PPP's newest national Republican poll continues to find a bunched up race at the top. Scott Walker leads with 17% to 15% for Jeb Bush, 13% for Marco Rubio, 12% for Ben Carson, 11% for Mike Huckabee, 8% for Ted Cruz and Rand Paul, 5% for Carly Fiorina, and 4% for Chris Christie. Small though the lead may be, this is the fourth consecutive national survey we've done where we found Walker out in front.
Walker continues to lead thanks largely due to his strength with voters who identify themselves as 'very conservative.' Among them he gets 23% with Carson at 17%, Cruz at 13%, and Huckabee at 11% the other candidates who enter double digits.
The poll is mixed news for Bush. On one hand he's the only candidate who's really gained in support over the last month, going from 11% to 15%. Everyone else is within 1 or 2 points of where they were in the polls a month ago. On the other hand he actually starts out with a negative favorability rating among GOP primary voters- only 37% see him favorably to 40% with an unfavorable view. That's largely due to his struggles with conservatives- just 32% of 'very conservative' primary voters have a positive opinion of him while 51% see him negatively. Bush does lead the field with moderates at 19% to 17% for Rubio, 15% for Paul, and 10% for Huckabee.
Rubio has the best favorability rating of the GOP hopefuls- 59% of primary voters have a positive opinion of him to only 16% with a negative one. Rubio is also the most frequently named second choice of GOP voters. Only three hopefuls are either the first or second choice of more than 20% of voters- Walker at 28%, Bush at 26%, and Rubio at 25%.
Christie continues to be largely reviled by GOP voters- only 26% have a favorable opinion of him to 49% with an unfavorable one and he's even polling now behind Carly Fiorina. In addition to Christie and Bush, 3 other GOP hopefuls are under water even with their own party's voters- Donald Trump at 38/43, George Pataki at 10/30, and Lindsey Graham at 16/39. Although Graham is unpopular it's not clear that his being single has much to do with the problem- 76% of GOP voters say it makes no difference to them whether a candidate is married with 15% saying they're less likely to vote for one who isn't and 4% more likely.
The stability in the national Republican standings is somewhat notable in and of itself- it was rare during the 2012 cycle to see so little month to month volatility as new candidates entered the race or caught fire for one reason or another.
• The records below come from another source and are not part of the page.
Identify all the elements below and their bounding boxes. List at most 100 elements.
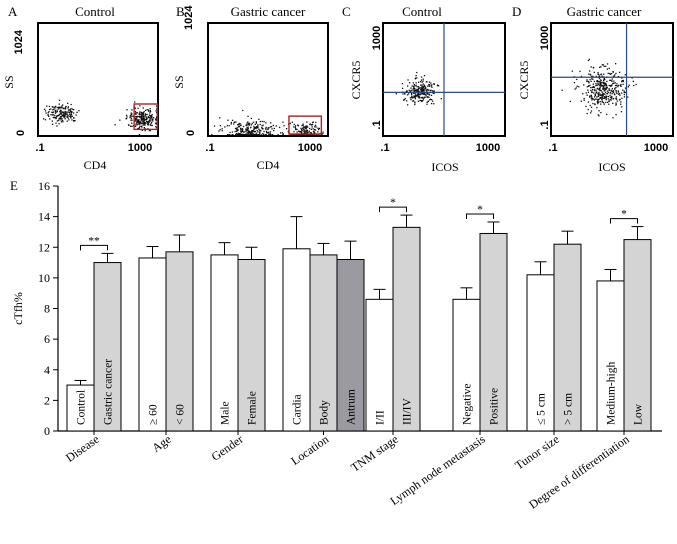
event-dot — [429, 98, 432, 100]
event-dot — [258, 134, 260, 136]
event-dot — [608, 89, 610, 91]
event-dot — [306, 131, 308, 133]
event-dot — [269, 134, 271, 136]
event-dot — [308, 131, 310, 133]
event-dot — [252, 134, 254, 136]
event-dot — [141, 119, 143, 121]
event-dot — [593, 86, 595, 88]
event-dot — [64, 106, 66, 109]
event-dot — [138, 121, 140, 123]
event-dot — [130, 116, 132, 118]
event-dot — [144, 116, 146, 118]
event-dot — [421, 81, 423, 83]
event-dot — [408, 89, 410, 91]
event-dot — [131, 125, 133, 127]
event-dot — [63, 116, 66, 118]
event-dot — [597, 114, 599, 116]
event-dot — [304, 132, 306, 134]
event-dot — [240, 128, 242, 131]
event-dot — [134, 107, 136, 110]
event-dot — [600, 79, 602, 81]
event-dot — [431, 90, 434, 92]
event-dot — [262, 128, 264, 130]
bar-label: Control — [76, 390, 88, 425]
panel-a-xtick-right: 1000 — [128, 142, 152, 154]
event-dot — [138, 116, 140, 118]
event-dot — [148, 114, 150, 116]
event-dot — [260, 130, 262, 132]
event-dot — [586, 112, 588, 115]
event-dot — [595, 84, 597, 86]
significance-marker: * — [477, 204, 483, 216]
event-dot — [413, 84, 415, 86]
event-dot — [265, 134, 267, 136]
event-dot — [635, 83, 637, 86]
event-dot — [599, 89, 601, 91]
event-dot — [430, 82, 432, 84]
event-dot — [593, 71, 595, 73]
event-dot — [64, 113, 67, 115]
event-dot — [144, 130, 146, 132]
event-dot — [582, 93, 584, 95]
event-dot — [131, 109, 133, 111]
event-dot — [427, 85, 429, 87]
event-dot — [426, 93, 428, 95]
event-dot — [302, 124, 304, 126]
event-dot — [427, 89, 429, 91]
event-dot — [623, 91, 625, 94]
event-dot — [609, 85, 611, 87]
event-dot — [423, 85, 425, 88]
event-dot — [48, 105, 51, 108]
event-dot — [574, 88, 576, 90]
event-dot — [67, 109, 70, 111]
event-dot — [589, 78, 591, 81]
event-dot — [590, 66, 592, 68]
event-dot — [248, 122, 250, 124]
event-dot — [591, 88, 594, 91]
event-dot — [607, 98, 609, 100]
event-dot — [410, 99, 412, 101]
event-dot — [140, 117, 142, 119]
event-dot — [286, 128, 288, 130]
event-dot — [421, 90, 423, 92]
event-dot — [414, 98, 416, 100]
x-tick-label: Gender — [209, 432, 246, 464]
event-dot — [599, 93, 601, 95]
event-dot — [587, 101, 589, 103]
event-dot — [146, 113, 148, 116]
event-dot — [153, 117, 155, 119]
event-dot — [266, 131, 268, 134]
event-dot — [611, 96, 613, 98]
event-dot — [265, 130, 268, 132]
event-dot — [56, 109, 58, 111]
event-dot — [420, 88, 422, 91]
event-dot — [615, 103, 617, 105]
event-dot — [301, 127, 304, 129]
event-dot — [600, 90, 602, 92]
event-dot — [601, 75, 603, 77]
event-dot — [142, 118, 144, 121]
event-dot — [569, 100, 571, 103]
event-dot — [249, 131, 251, 133]
event-dot — [151, 115, 153, 118]
event-dot — [58, 108, 60, 110]
bar-label: Low — [633, 403, 645, 425]
event-dot — [408, 82, 411, 84]
event-dot — [237, 129, 239, 131]
x-tick-label: Location — [288, 432, 331, 468]
event-dot — [61, 118, 63, 120]
event-dot — [599, 84, 601, 87]
event-dot — [140, 118, 142, 120]
event-dot — [587, 91, 590, 93]
event-dot — [606, 93, 608, 95]
event-dot — [61, 111, 63, 113]
event-dot — [594, 98, 597, 100]
panel-b-ytick-top: 1024 — [183, 5, 195, 30]
y-tick-label: 4 — [44, 363, 50, 377]
event-dot — [245, 128, 247, 130]
event-dot — [575, 87, 577, 89]
event-dot — [604, 93, 606, 95]
event-dot — [253, 125, 255, 128]
event-dot — [155, 110, 157, 112]
event-dot — [620, 84, 622, 86]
Bernie Sanders may be gaining momentum in recent New Hampshire polling but Hillary Clinton is more dominant than ever in the national polling. She's at 65% to 9% for Bernie Sanders, 5% for Martin O'Malley, and 4% each for Lincoln Chafee and Jim Webb. Sanders is the most common second choice of Democratic voters at 19% and O'Malley has broken away from Chafee and Webb to become the clear third choice of primary voters at 12%. Overall Clinton is the first or second choice of 73% of Democrats to 28% for Sanders, 17% for O'Malley, 8% for Chafee, and 7% for Webb.